Notice that Jesus' Words were prophetic. Jesus is the Bridegroom of His bride, the true Church of Jesus Christ. His disciples during His time were not the Bride but the friends of the Bridegroom. Fasting from food, which brings a believer into a position to hear easily what God (or Jesus) is saying, and prayers, were obviously not needed while Jesus was with His disciples. They could ask Jesus face to face for their needs. But, when Jesus was taken away from them, they would need to fast and ask the Father in Jesus' Name (John 14:13, 14).

Then Jesus spoke a parabel to John's and the Pharisees' disciples:

".... And no one puts new wine into old wineskins; or else the new wine will burst the wineskins and be spilled, and the wineskins will be ruined. But new wine must put into new wineskins, and both are preserved" (Luke 5:36 - 38).

Jesus was saying you cannot put new wine, which is a fresh move of God's spirit, into old wineskins (old vessels).

In Jesus' time wine vessels were made of sheepskin. When the wine was put into the wineskins the skins were flexible and pliable. They stretched easily and would yield without resistance. But, if the old wine was pured out, the old wineskins quickly became dry and it would not be able to take in new wine because the old wineskins had become brittle and hard. And due to the fermentation process of the new wine it would burst the old wineskins. Therefore new wine requires new wineskins.

This parable speaks of the new teaching of Christ, the Gospel of the Kingdom which could not be contained within the forms of the Law, but must be expressed in a new way. A flesh revelation had come in Christ, which demanded a different form of worship.

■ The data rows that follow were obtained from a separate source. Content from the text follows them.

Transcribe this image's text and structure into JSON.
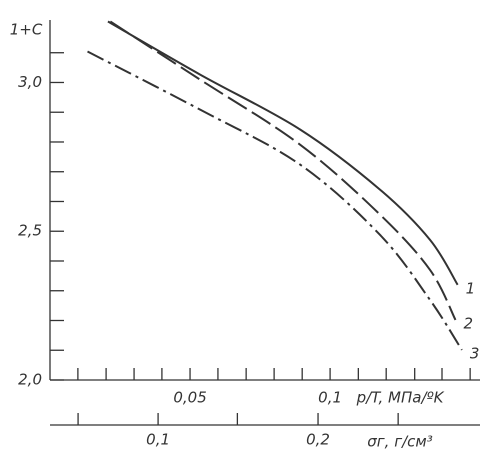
{
  "chart_data": {
    "type": "line",
    "y_label": "1+C",
    "x_label": "p/T, МПа/ºK",
    "x2_label": "σг, г/см³",
    "xscale": "log",
    "xlim": [
      0.025,
      0.21
    ],
    "xticks": [
      {
        "value": 0.05,
        "label": "0,05"
      },
      {
        "value": 0.1,
        "label": "0,1"
      }
    ],
    "xminorticks": [
      0.0287,
      0.033,
      0.0379,
      0.0435,
      0.0574,
      0.066,
      0.0758,
      0.0871,
      0.115,
      0.132,
      0.152,
      0.174,
      0.2
    ],
    "x2lim": [
      0.0626,
      0.4035
    ],
    "x2ticks": [
      {
        "value": 0.1,
        "label": "0,1"
      },
      {
        "value": 0.2,
        "label": "0,2"
      }
    ],
    "x2minorticks": [
      0.0707,
      0.141,
      0.283
    ],
    "ylim": [
      2.0,
      3.21
    ],
    "yticks": [
      {
        "value": 2.0,
        "label": "2,0"
      },
      {
        "value": 2.5,
        "label": "2,5"
      },
      {
        "value": 3.0,
        "label": "3,0"
      }
    ],
    "yminorticks": [
      2.1,
      2.2,
      2.3,
      2.4,
      2.6,
      2.7,
      2.8,
      2.9,
      3.1
    ],
    "series": [
      {
        "name": "1",
        "color": "#333333",
        "style": "solid",
        "x": [
          0.0333,
          0.0525,
          0.0862,
          0.128,
          0.164,
          0.188
        ],
        "values": [
          3.205,
          3.027,
          2.842,
          2.64,
          2.471,
          2.32
        ]
      },
      {
        "name": "2",
        "color": "#333333",
        "style": "dashed",
        "x": [
          0.0337,
          0.0525,
          0.0862,
          0.128,
          0.164,
          0.186
        ],
        "values": [
          3.205,
          3.01,
          2.791,
          2.556,
          2.37,
          2.202
        ]
      },
      {
        "name": "3",
        "color": "#333333",
        "style": "dashdot",
        "x": [
          0.0301,
          0.0525,
          0.0862,
          0.128,
          0.164,
          0.192
        ],
        "values": [
          3.104,
          2.909,
          2.724,
          2.488,
          2.269,
          2.101
        ]
      }
    ]
  }
}
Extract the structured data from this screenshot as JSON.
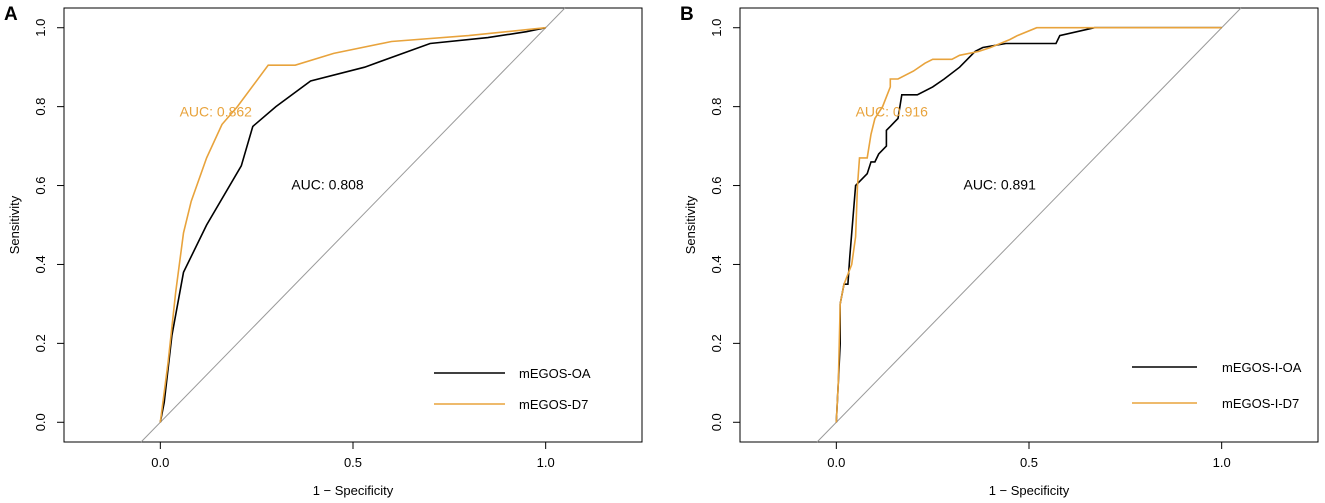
{
  "chart_data": [
    {
      "panel": "A",
      "type": "line",
      "title": "",
      "xlabel": "1 − Specificity",
      "ylabel": "Sensitivity",
      "xlim": [
        -0.25,
        1.25
      ],
      "ylim": [
        -0.05,
        1.05
      ],
      "x_ticks": [
        0.0,
        0.5,
        1.0
      ],
      "x_tick_labels": [
        "0.0",
        "0.5",
        "1.0"
      ],
      "y_ticks": [
        0.0,
        0.2,
        0.4,
        0.6,
        0.8,
        1.0
      ],
      "y_tick_labels": [
        "0.0",
        "0.2",
        "0.4",
        "0.6",
        "0.8",
        "1.0"
      ],
      "diagonal": true,
      "legend_position": "bottom-right",
      "series": [
        {
          "name": "mEGOS-OA",
          "color": "#000000",
          "auc_label": "AUC: 0.808",
          "auc_at": [
            0.34,
            0.59
          ],
          "points": [
            [
              0,
              0
            ],
            [
              0.01,
              0.05
            ],
            [
              0.03,
              0.22
            ],
            [
              0.06,
              0.38
            ],
            [
              0.12,
              0.5
            ],
            [
              0.21,
              0.65
            ],
            [
              0.24,
              0.75
            ],
            [
              0.3,
              0.8
            ],
            [
              0.39,
              0.865
            ],
            [
              0.53,
              0.9
            ],
            [
              0.7,
              0.96
            ],
            [
              0.85,
              0.975
            ],
            [
              0.95,
              0.99
            ],
            [
              1.0,
              1.0
            ]
          ]
        },
        {
          "name": "mEGOS-D7",
          "color": "#e8a33c",
          "auc_label": "AUC: 0.862",
          "auc_at": [
            0.05,
            0.775
          ],
          "points": [
            [
              0,
              0
            ],
            [
              0.02,
              0.15
            ],
            [
              0.04,
              0.33
            ],
            [
              0.06,
              0.48
            ],
            [
              0.08,
              0.56
            ],
            [
              0.12,
              0.67
            ],
            [
              0.16,
              0.755
            ],
            [
              0.2,
              0.8
            ],
            [
              0.28,
              0.905
            ],
            [
              0.35,
              0.905
            ],
            [
              0.45,
              0.935
            ],
            [
              0.6,
              0.965
            ],
            [
              0.8,
              0.98
            ],
            [
              1.0,
              1.0
            ]
          ]
        }
      ]
    },
    {
      "panel": "B",
      "type": "line",
      "title": "",
      "xlabel": "1 − Specificity",
      "ylabel": "Sensitivity",
      "xlim": [
        -0.25,
        1.25
      ],
      "ylim": [
        -0.05,
        1.05
      ],
      "x_ticks": [
        0.0,
        0.5,
        1.0
      ],
      "x_tick_labels": [
        "0.0",
        "0.5",
        "1.0"
      ],
      "y_ticks": [
        0.0,
        0.2,
        0.4,
        0.6,
        0.8,
        1.0
      ],
      "y_tick_labels": [
        "0.0",
        "0.2",
        "0.4",
        "0.6",
        "0.8",
        "1.0"
      ],
      "diagonal": true,
      "legend_position": "bottom-right",
      "series": [
        {
          "name": "mEGOS-I-OA",
          "color": "#000000",
          "auc_label": "AUC: 0.891",
          "auc_at": [
            0.33,
            0.59
          ],
          "points": [
            [
              0,
              0
            ],
            [
              0.005,
              0.1
            ],
            [
              0.01,
              0.2
            ],
            [
              0.01,
              0.3
            ],
            [
              0.02,
              0.35
            ],
            [
              0.03,
              0.35
            ],
            [
              0.035,
              0.42
            ],
            [
              0.05,
              0.6
            ],
            [
              0.06,
              0.61
            ],
            [
              0.08,
              0.63
            ],
            [
              0.09,
              0.66
            ],
            [
              0.1,
              0.66
            ],
            [
              0.11,
              0.68
            ],
            [
              0.13,
              0.7
            ],
            [
              0.13,
              0.74
            ],
            [
              0.14,
              0.75
            ],
            [
              0.15,
              0.76
            ],
            [
              0.16,
              0.77
            ],
            [
              0.17,
              0.83
            ],
            [
              0.21,
              0.83
            ],
            [
              0.25,
              0.85
            ],
            [
              0.28,
              0.87
            ],
            [
              0.32,
              0.9
            ],
            [
              0.36,
              0.94
            ],
            [
              0.38,
              0.95
            ],
            [
              0.44,
              0.96
            ],
            [
              0.57,
              0.96
            ],
            [
              0.58,
              0.98
            ],
            [
              0.67,
              1.0
            ],
            [
              1.0,
              1.0
            ]
          ]
        },
        {
          "name": "mEGOS-I-D7",
          "color": "#e8a33c",
          "auc_label": "AUC: 0.916",
          "auc_at": [
            0.05,
            0.775
          ],
          "points": [
            [
              0,
              0
            ],
            [
              0.005,
              0.1
            ],
            [
              0.01,
              0.3
            ],
            [
              0.02,
              0.35
            ],
            [
              0.04,
              0.4
            ],
            [
              0.05,
              0.47
            ],
            [
              0.055,
              0.6
            ],
            [
              0.06,
              0.67
            ],
            [
              0.08,
              0.67
            ],
            [
              0.09,
              0.73
            ],
            [
              0.1,
              0.77
            ],
            [
              0.12,
              0.8
            ],
            [
              0.14,
              0.85
            ],
            [
              0.14,
              0.87
            ],
            [
              0.16,
              0.87
            ],
            [
              0.2,
              0.89
            ],
            [
              0.23,
              0.91
            ],
            [
              0.25,
              0.92
            ],
            [
              0.3,
              0.92
            ],
            [
              0.32,
              0.93
            ],
            [
              0.37,
              0.94
            ],
            [
              0.4,
              0.95
            ],
            [
              0.45,
              0.97
            ],
            [
              0.47,
              0.98
            ],
            [
              0.52,
              1.0
            ],
            [
              1.0,
              1.0
            ]
          ]
        }
      ]
    }
  ]
}
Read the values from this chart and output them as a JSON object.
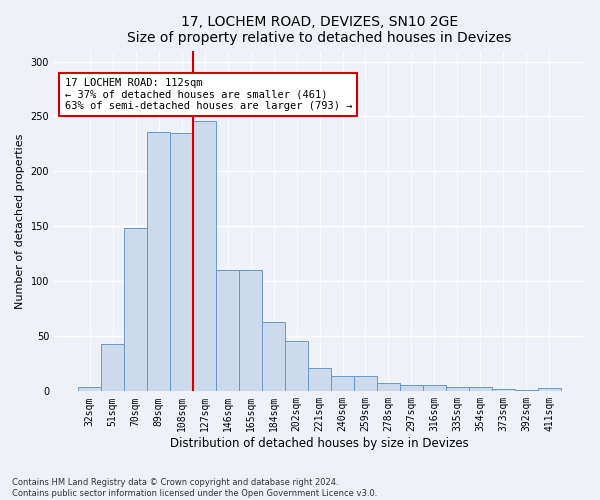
{
  "title": "17, LOCHEM ROAD, DEVIZES, SN10 2GE",
  "subtitle": "Size of property relative to detached houses in Devizes",
  "xlabel": "Distribution of detached houses by size in Devizes",
  "ylabel": "Number of detached properties",
  "categories": [
    "32sqm",
    "51sqm",
    "70sqm",
    "89sqm",
    "108sqm",
    "127sqm",
    "146sqm",
    "165sqm",
    "184sqm",
    "202sqm",
    "221sqm",
    "240sqm",
    "259sqm",
    "278sqm",
    "297sqm",
    "316sqm",
    "335sqm",
    "354sqm",
    "373sqm",
    "392sqm",
    "411sqm"
  ],
  "values": [
    4,
    43,
    149,
    236,
    235,
    246,
    110,
    110,
    63,
    46,
    21,
    14,
    14,
    8,
    6,
    6,
    4,
    4,
    2,
    1,
    3
  ],
  "bar_color": "#ccdaeb",
  "bar_edge_color": "#6699cc",
  "vline_x": 4.5,
  "vline_color": "#cc0000",
  "annotation_text": "17 LOCHEM ROAD: 112sqm\n← 37% of detached houses are smaller (461)\n63% of semi-detached houses are larger (793) →",
  "annotation_box_facecolor": "white",
  "annotation_box_edgecolor": "#cc0000",
  "ylim": [
    0,
    310
  ],
  "yticks": [
    0,
    50,
    100,
    150,
    200,
    250,
    300
  ],
  "title_fontsize": 10,
  "xlabel_fontsize": 8.5,
  "ylabel_fontsize": 8,
  "tick_fontsize": 7,
  "annot_fontsize": 7.5,
  "footer_text": "Contains HM Land Registry data © Crown copyright and database right 2024.\nContains public sector information licensed under the Open Government Licence v3.0.",
  "background_color": "#eef2f8",
  "grid_color": "white"
}
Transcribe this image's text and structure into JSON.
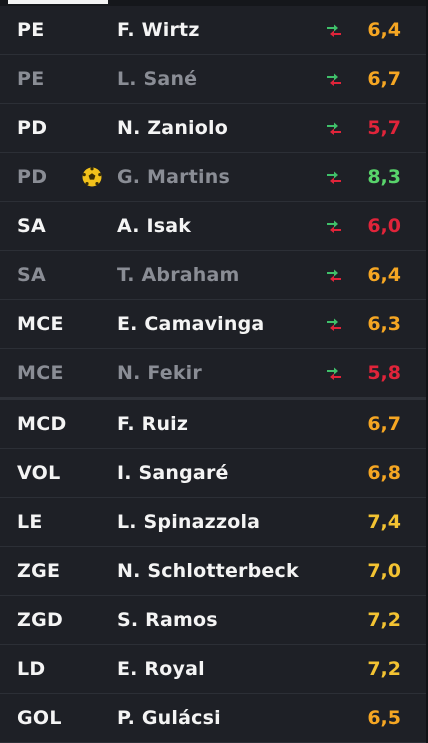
{
  "colors": {
    "orange": "#f5a623",
    "red": "#e0243a",
    "green": "#58d36b",
    "yellow": "#f3c332"
  },
  "players": [
    {
      "pos": "PE",
      "name": "F. Wirtz",
      "rating": "6,4",
      "rating_color": "orange",
      "swap": true,
      "dim": false,
      "ball": false
    },
    {
      "pos": "PE",
      "name": "L. Sané",
      "rating": "6,7",
      "rating_color": "orange",
      "swap": true,
      "dim": true,
      "ball": false
    },
    {
      "pos": "PD",
      "name": "N. Zaniolo",
      "rating": "5,7",
      "rating_color": "red",
      "swap": true,
      "dim": false,
      "ball": false
    },
    {
      "pos": "PD",
      "name": "G. Martins",
      "rating": "8,3",
      "rating_color": "green",
      "swap": true,
      "dim": true,
      "ball": true
    },
    {
      "pos": "SA",
      "name": "A. Isak",
      "rating": "6,0",
      "rating_color": "red",
      "swap": true,
      "dim": false,
      "ball": false
    },
    {
      "pos": "SA",
      "name": "T. Abraham",
      "rating": "6,4",
      "rating_color": "orange",
      "swap": true,
      "dim": true,
      "ball": false
    },
    {
      "pos": "MCE",
      "name": "E. Camavinga",
      "rating": "6,3",
      "rating_color": "orange",
      "swap": true,
      "dim": false,
      "ball": false
    },
    {
      "pos": "MCE",
      "name": "N. Fekir",
      "rating": "5,8",
      "rating_color": "red",
      "swap": true,
      "dim": true,
      "ball": false
    },
    {
      "pos": "MCD",
      "name": "F. Ruiz",
      "rating": "6,7",
      "rating_color": "orange",
      "swap": false,
      "dim": false,
      "ball": false
    },
    {
      "pos": "VOL",
      "name": "I. Sangaré",
      "rating": "6,8",
      "rating_color": "orange",
      "swap": false,
      "dim": false,
      "ball": false
    },
    {
      "pos": "LE",
      "name": "L. Spinazzola",
      "rating": "7,4",
      "rating_color": "yellow",
      "swap": false,
      "dim": false,
      "ball": false
    },
    {
      "pos": "ZGE",
      "name": "N. Schlotterbeck",
      "rating": "7,0",
      "rating_color": "yellow",
      "swap": false,
      "dim": false,
      "ball": false
    },
    {
      "pos": "ZGD",
      "name": "S. Ramos",
      "rating": "7,2",
      "rating_color": "yellow",
      "swap": false,
      "dim": false,
      "ball": false
    },
    {
      "pos": "LD",
      "name": "E. Royal",
      "rating": "7,2",
      "rating_color": "yellow",
      "swap": false,
      "dim": false,
      "ball": false
    },
    {
      "pos": "GOL",
      "name": "P. Gulácsi",
      "rating": "6,5",
      "rating_color": "orange",
      "swap": false,
      "dim": false,
      "ball": false
    }
  ]
}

This is symbolic to the Christian walk. We must be willing to change with the flesh move of the Holy Spirit from time to time. Christians must be sensitive and flow with the new anointing and new move of the Holy Spirit. Christians who become rigid and inflexible are people who stop seeking God. They are the old wineskins with rigid methods of ministry, worship, prayers and doctrine etc. They are set in the formula that they themselves have devised from previous experiences. They stay in the wilderness and miss experiencing the the New Wine!

The Lord is in the last stage of preparing His Bride. He is pouring out the old wine and replacing it with the new wine. He expects us to be the new wineskins prepared for the new wine. Otherwise, we shall remain as friends of the Bridegroom and miss being the Bride!

True Christians need the New Wine as they journey from the Church age to the Kingdom age!